Q&A: predictive analytics


24 October 2016

data science

A major news outlet interviewed me on predictive analytics. Here were my responses.

Data mining is not just for tech companies, in fact it can be especially useful for industries which are not typically thought of to be ‘innovative’ such as agriculture. What are some of the main industries that you think benefit from predictive analysis?

Any industry that collects data can use data mining and statistical modelling.

Agriculture is becoming a heavy user of data science methods, with data being collected on every aspect of crop or livestock health and development. This data is then used to optimize crop rotation, or breeding programs.

Energy companies are now using very sophisticated predictive analytic methods for forecasting energy usage from one day to 20 years ahead. With the widespread installation of smart-meters, we now have available electricity demand data by household throughout the day. This allows better network planning, finding anomalies due to equipment malfunction, etc.

Many companies are collecting data, but not using it effectively. I’ve worked with manufacturing companies that have extremely detailed data on demand for their products right down to store level, but they do almost nothing with the data. This is a waste of resources and useful information. Good predictive modelling will help optimize the supply chain, reduce warehouse costs, have more effective promotions, and so on.

What can predictive analytics tell us that we would be surprised by?

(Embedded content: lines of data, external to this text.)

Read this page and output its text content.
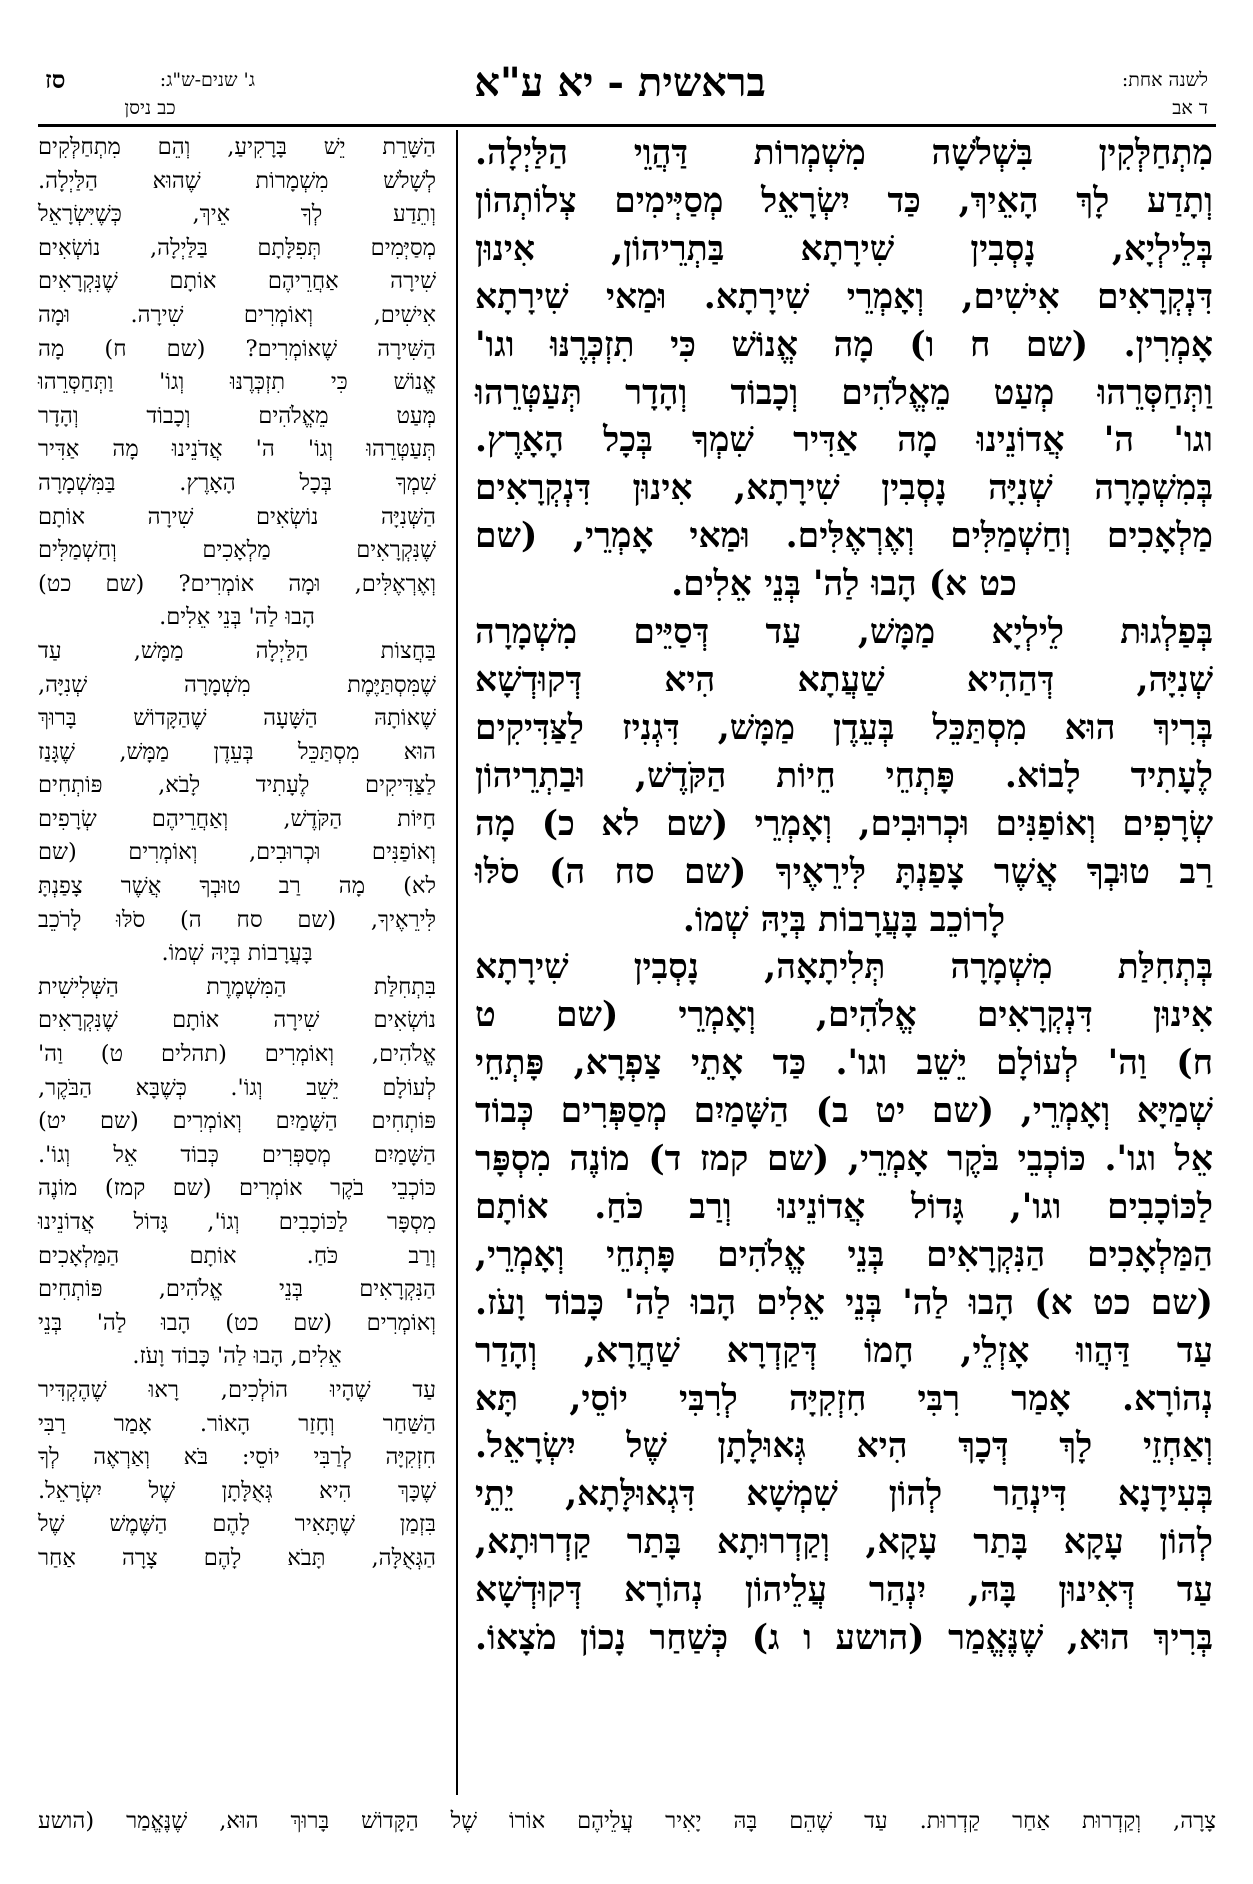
לשנה אחת:
ד אב
בראשית - יא ע"א
ג' שנים-ש"ג:
סז
כב ניסן

מִתְחַלְּקִין בִּשְׁלֹשָׁה מִשְׁמְרוֹת דַּהֲוֵי הַלַּיְלָה.

וְתָדַע לָךְ הָאֵיךְ, כַּד יִשְׂרָאֵל מְסַיְּימִים צְלוֹתְהוֹן

בְּלֵילְיָא, נָסְבִין שִׁירָתָא בַּתְרֵיהוֹן, אִינוּן

דִּנְקְרָאִים אִישִׁים, וְאָמְרֵי שִׁירָתָא. וּמַאי שִׁירָתָא

אָמְרִין. (שם ח ו) מָה אֱנוֹשׁ כִּי תִזְכְּרֶנּוּ וגו'

וַתְּחַסְּרֵהוּ מְעַט מֵאֱלֹהִים וְכָבוֹד וְהָדָר תְּעַטְּרֵהוּ

וגו' ה' אֲדוֹנֵינוּ מָה אַדִּיר שִׁמְךָ בְּכָל הָאָרֶץ.

בְּמִשְׁמָרָה שְׁנִיָּה נָסְבִין שִׁירָתָא, אִינוּן דִּנְקְרָאִים

מַלְאָכִים וְחַשְׁמַלִּים וְאֶרְאֶלִּים. וּמַאי אָמְרֵי, (שם

כט א) הָבוּ לַה' בְּנֵי אֵלִים.

בְּפַלְגוּת לֵילְיָא מַמָּשׁ, עַד דְּסַיֵּים מִשְׁמָרָה

שְׁנִיָּה, דְּהַהִיא שַׁעֲתָא הִיא דְּקוּדְשָׁא

בְּרִיךְ הוּא מִסְתַּכֵּל בְּעֵדֶן מַמָּשׁ, דִּגְנִיז לַצַּדִּיקִים

לֶעָתִיד לָבוֹא. פָּתְחֵי חֵיוֹת הַקֹּדֶשׁ, וּבַתְרֵיהוֹן

שְׂרָפִים וְאוֹפַנִּים וּכְרוּבִים, וְאָמְרֵי (שם לא כ) מָה

רַב טוּבְךָ אֲשֶׁר צָפַנְתָּ לִּירֵאֶיךָ (שם סח ה) סֹלּוּ

לָרוֹכֵב בָּעֲרָבוֹת בְּיָהּ שְׁמוֹ.

בְּתְחִלַּת מִשְׁמָרָה תְּלִיתָאָה, נָסְבִין שִׁירָתָא

אִינוּן דִּנְקְרָאִים אֱלֹהִים, וְאָמְרֵי (שם ט

ח) וַה' לְעוֹלָם יֵשֵׁב וגו'. כַּד אָתֵי צַפְרָא, פָּתְחֵי

שְׁמַיָּא וְאָמְרֵי, (שם יט ב) הַשָּׁמַיִם מְסַפְּרִים כְּבוֹד

אֵל וגו'. כּוֹכְבֵי בֹּקֶר אָמְרֵי, (שם קמז ד) מוֹנֶה מִסְפָּר

לַכּוֹכָבִים וגו', גָּדוֹל אֲדוֹנֵינוּ וְרַב כֹּחַ. אוֹתָם

הַמַּלְאָכִים הַנִּקְרָאִים בְּנֵי אֱלֹהִים פָּתְחֵי וְאָמְרֵי,

(שם כט א) הָבוּ לַה' בְּנֵי אֵלִים הָבוּ לַה' כָּבוֹד וָעֹז.

עַד דַּהֲווּ אָזְלֵי, חָמוֹ דְּקַדְרָא שַׁחֲרָא, וְהָדַר

נְהוֹרָא. אָמַר רִבִּי חִזְקִיָּה לְרִבִּי יוֹסֵי, תָּא

וְאַחְזֵי לָךְ דְּכָךְ הִיא גְּאוּלָתָן שֶׁל יִשְׂרָאֵל.

בְּעִידָנָא דִּינְהַר לְהוֹן שִׁמְשָׁא דִּגְאוּלָּתָא, יֵתֵי

לְהוֹן עָקָא בָּתַר עָקָא, וְקַדְרוּתָא בָּתַר קַדְרוּתָא,

עַד דְּאִינוּן בָּהּ, יִנְהַר עֲלֵיהוֹן נְהוֹרָא דְּקוּדְשָׁא

בְּרִיךְ הוּא, שֶׁנֶּאֱמַר (הושע ו ג) כְּשַׁחַר נָכוֹן מֹצָאוֹ.

הַשָּׁרֵת יֵשׁ בָּרָקִיעַ, וְהֵם מִתְחַלְּקִים

לְשָׁלֹשׁ מִשְׁמָרוֹת שֶׁהוּא הַלַּיְלָה.

וְתֵדַע לְךָ אֵיךְ, כְּשֶׁיִּשְׂרָאֵל

מְסַיְּמִים תְּפִלָּתָם בַּלַּיְלָה, נוֹשְׂאִים

שִׁירָה אַחֲרֵיהֶם אוֹתָם שֶׁנִּקְרָאִים

אִישִׁים, וְאוֹמְרִים שִׁירָה. וּמָה

הַשִּׁירָה שֶׁאוֹמְרִים? (שם ח) מָה

אֱנוֹשׁ כִּי תִזְכְּרֶנּוּ וְגוֹ' וַתְּחַסְּרֵהוּ

מְּעַט מֵאֱלֹהִים וְכָבוֹד וְהָדָר

תְּעַטְּרֵהוּ וְגוֹ' ה' אֲדֹנֵינוּ מָה אַדִּיר

שִׁמְךָ בְּכָל הָאָרֶץ. בַּמִּשְׁמָרָה

הַשְּׁנִיָּה נוֹשְׂאִים שִׁירָה אוֹתָם

שֶׁנִּקְרָאִים מַלְאָכִים וְחַשְׁמַלִּים

וְאֶרְאֶלִּים, וּמָה אוֹמְרִים? (שם כט)

הָבוּ לַה' בְּנֵי אֵלִים.

בַּחֲצוֹת הַלַּיְלָה מַמָּשׁ, עַד

שֶׁמִּסְתַּיֶּמֶת מִשְׁמָרָה שְׁנִיָּה,

שֶׁאוֹתָהּ הַשָּׁעָה שֶׁהַקָּדוֹשׁ בָּרוּךְ

הוּא מִסְתַּכֵּל בְּעֵדֶן מַמָּשׁ, שֶׁגָּנַז

לַצַּדִּיקִים לֶעָתִיד לָבֹא, פּוֹתְחִים

חַיּוֹת הַקֹּדֶשׁ, וְאַחֲרֵיהֶם שְׂרָפִים

וְאוֹפַנִּים וּכְרוּבִים, וְאוֹמְרִים (שם

לא) מָה רַב טוּבְךָ אֲשֶׁר צָפַנְתָּ

לִּירֵאֶיךָ, (שם סח ה) סֹלּוּ לָרֹכֵב

בָּעֲרָבוֹת בְּיָהּ שְׁמוֹ.

בִּתְחִלַּת הַמִּשְׁמֶרֶת הַשְּׁלִישִׁית

נוֹשְׂאִים שִׁירָה אוֹתָם שֶׁנִּקְרָאִים

אֱלֹהִים, וְאוֹמְרִים (תהלים ט) וַה'

לְעוֹלָם יֵשֵׁב וְגוֹ'. כְּשֶׁבָּא הַבֹּקֶר,

פּוֹתְחִים הַשָּׁמַיִם וְאוֹמְרִים (שם יט)

הַשָּׁמַיִם מְסַפְּרִים כְּבוֹד אֵל וְגוֹ'.

כּוֹכְבֵי בֹקֶר אוֹמְרִים (שם קמז) מוֹנֶה

מִסְפָּר לַכּוֹכָבִים וְגוֹ', גָּדוֹל אֲדוֹנֵינוּ

וְרַב כֹּחַ. אוֹתָם הַמַּלְאָכִים

הַנִּקְרָאִים בְּנֵי אֱלֹהִים, פּוֹתְחִים

וְאוֹמְרִים (שם כט) הָבוּ לַה' בְּנֵי

אֵלִים, הָבוּ לַה' כָּבוֹד וָעֹז.

עַד שֶׁהָיוּ הוֹלְכִים, רָאוּ שֶׁהֶקְדִּיר

הַשַּׁחַר וְחָזַר הָאוֹר. אָמַר רַבִּי

חִזְקִיָּה לְרַבִּי יוֹסֵי: בֹּא וְאַרְאֶה לְךָ

שֶׁכָּךְ הִיא גְּאֻלָּתָן שֶׁל יִשְׂרָאֵל.

בִּזְמַן שֶׁתָּאִיר לָהֶם הַשֶּׁמֶשׁ שֶׁל

הַגְּאֻלָּה, תָּבֹא לָהֶם צָרָה אַחַר

צָרָה, וְקַדְרוּת אַחַר קַדְרוּת. עַד שֶׁהֵם בָּהּ יָאִיר עֲלֵיהֶם אוֹרוֹ שֶׁל הַקָּדוֹשׁ בָּרוּךְ הוּא, שֶׁנֶּאֱמַר (הושע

I am frequently surprised when I am on Amazon how good it is at predicting what books I might be interested in. These suggestions are from a “recommendation algorithm” that is based on what books I have bought, or browsed, in the past. I do buy a lot of books, so I’ve provided plenty of data for Amazon to predict my interests. Netflix uses a similar algorithm, although it is not so good in my case because I haven’t watched enough movies and TV for it to learn what I like.

In Pennsylvania, statistical models are being used to predict if someone convicted of a crime is likely to re-offend. This information is being used to determine the length of sentences in some cases. So the time in prison is based not just on what crime the person has committed, but also on what crimes they are predicted to commit in the future.

A related project is to predict at the time someone is born, how likely it is that they will commit a crime before they turn 18, based on the history of the child’s parents, their socio-economic status, where they live, and so on. The big question, of course, is how will those predictions be used?

Are there limits to how much data we can mine and what it can tell us?

The data sets that are being mined are getting larger every year. Google handles data sets involving every search query from every user in the world for many years. The data set is so large that it has to be distributed across thousands of separate computers just to store it. Once a data set is too large for an individual computer to handle, we need to use a different set of tools for data analysis. There has been a lot of work in recent years on making analysis on distributed data sets easier. It is hard to see that there would be a limit to the amount of data that could be stored.

Where we can record data frequently, we can usually do good predictive modelling. But there are situations where it is simply not possible to get enough data. For example, we are currently very bad at predicting economies. The problem is that economies change so slowly that we don’t have a very long history of data to work with. There is not much point using data more frequently than quarterly or monthly, because economic variables such as the GDP and unemployment rates do not change that quickly. Even if we combine data from similar countries, we do not have enough data to develop a good predictive model. We supplement our data with economic theory, but still the results are not very accurate. This situation is unlikely to improve in the future, because we are never going to get enough data.

There are also some things that are not amenable to data analysis, at least using currently available tools. For example, how to compose a symphony, or write beautiful poetry. Most likely the analytic tools will eventually develop to the point where computers can write great music and beautiful poetry, but we are a long way off that right now. Not so long ago it was thought impossible for a computer to beat a person at the game GO, or drive a car in traffic, and both are now possible. Maybe, one day, you will be driven around by your car, listening to music composed by your phone.